Whitehouse PDF v Savannah Guthrie – Edge Erase

The Whitehouse PDF shows a white layer around the birth certificate, not present on the photograph. But as Kevin Vickland has observed, the Xerox printer has an edge erase function which removes a default of 0.12” on all sides.


Obama JPEG

So I measured the extra information on the Guthrie JPEG and found it to be 12-14 pixels. The total width of the certificate was 497 and the document width was 8.5”. 14/497 = 0.20-24”  which would be the width of the erased edges at both sides.


Another myth bites the dust. There is a 0.12” erase edge found on the Embedded JPEG, which matches the expected erase edge.

So let’s double check:

On the Obama JPEG there are 32 pixels of white separating the birth certificate from the right edge. 32 pixels/2252*8.5=0.12” [NBC: Not correct… will have to revise]

6 thoughts on “Whitehouse PDF v Savannah Guthrie – Edge Erase

  1. It is a setting on Xerox WorkCentre scanners. It can be turned on and off, and the default settings can be changed. It can be set to individual user profiles. So yes, it’s automatic, but is adjustable on a case-by-case, individual user, or machine level.

  2. I am still struggling with the details…

    top and right – 32 pixels white band
    left – 24 pixels or perhaps 30/32 pixels as there is some weird band
    bottom – 39/40 pixels

    There is some careful analysis to be done here.

    Edge erase is still a bit of a mystery to me.

  3. Okay, looking at the jpeg in Paint, where I can count pixels and such (lacking a more powerful program), I think I have it figured out.
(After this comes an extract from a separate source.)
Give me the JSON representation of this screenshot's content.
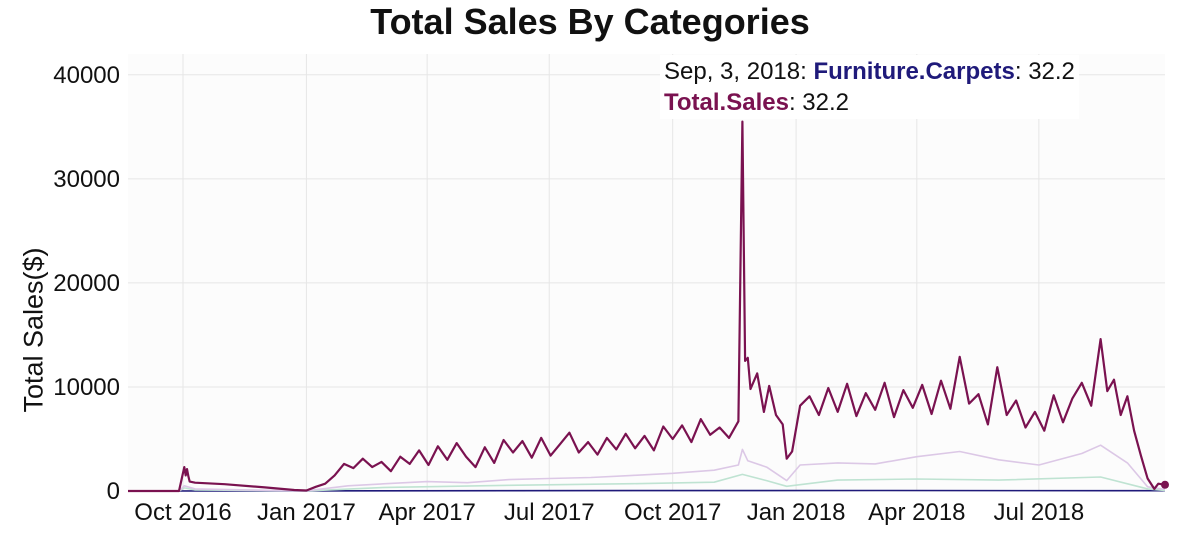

The original image, at 300 dpi, was in landscape and was 3300×2550 (11″x8.5″) [dimensions in pixels unless otherwise noted]. An edge erase border of 36 pixels (.12″) was applied to all borders. Then, the jpeg was compressed. To compress the image via jpeg, the size first was normalized to an 8×8 grid. A 2 pixel border was added to the bottom (left in portrait) and a 4 pixel border was added to the right (bottom in portrait). The image was then compressed to 150 dpi by compressing 16×16 blocks into 8×8 blocks. This works in a top-down flow, so the first 32 pixels at the top (right in portrait) and left (top in portrait) are compressed to 16 pixels and remain white. The remaining four pixels at the top and left are in 8×8 blocks with actual image, so the compression blends them with the colors at the edge. The right (bottom in portrait) compresses from 40 pixels of white border to 20, with no need for blending. Finally, the bottom (left in portrait) 24 pixels remain a 12 pixel white border, while a 14 pixel strip gets blended with a two-pixel strip from the image, creating a weird-looking almost white band that’s 7+1 pixels wide. The bottom and right edges end up being half blocks (8×4 or 4×8), but because they are white, no weird effects are seen.*

    As a result, when the 150 jpeg is placed in portrait, there is a white border of 16 at the top and right, 12 at the left, and 20 at the bottom, with an additional blended border of 2 at the top and right, and 7 at the left (with no blending at the bottom).

    *A slightly different workflow is that the extra pixels were added at the time of compression from 300 dpi to 150 dpi. These would give 8×8 blocks at the edges that would compress to 4×4 blocks, no trimming needed and the result would look the same. You still need the 16×16 to 8×8 when the large blocks are available to explain the weird bands.

  4. So basic algorithm is scan image, edge erase, do (if (edge of 16×16 block is within image boundaries, compress to 8×8 block) else (add pixels to get 8×8 block, compress to 4×4 block)), next, until (end of image).

  5. Actually, there’s another possibility. The analysis software for breaking up the image into layers seems to work on 8×8 blocks, so maybe that’s when the extra pixels get added – it seems to happen while the image is at 300 dpi. Then you compress to 150 dpi, and then you compress the resulting 8×8 blocks (although these could be a combined step).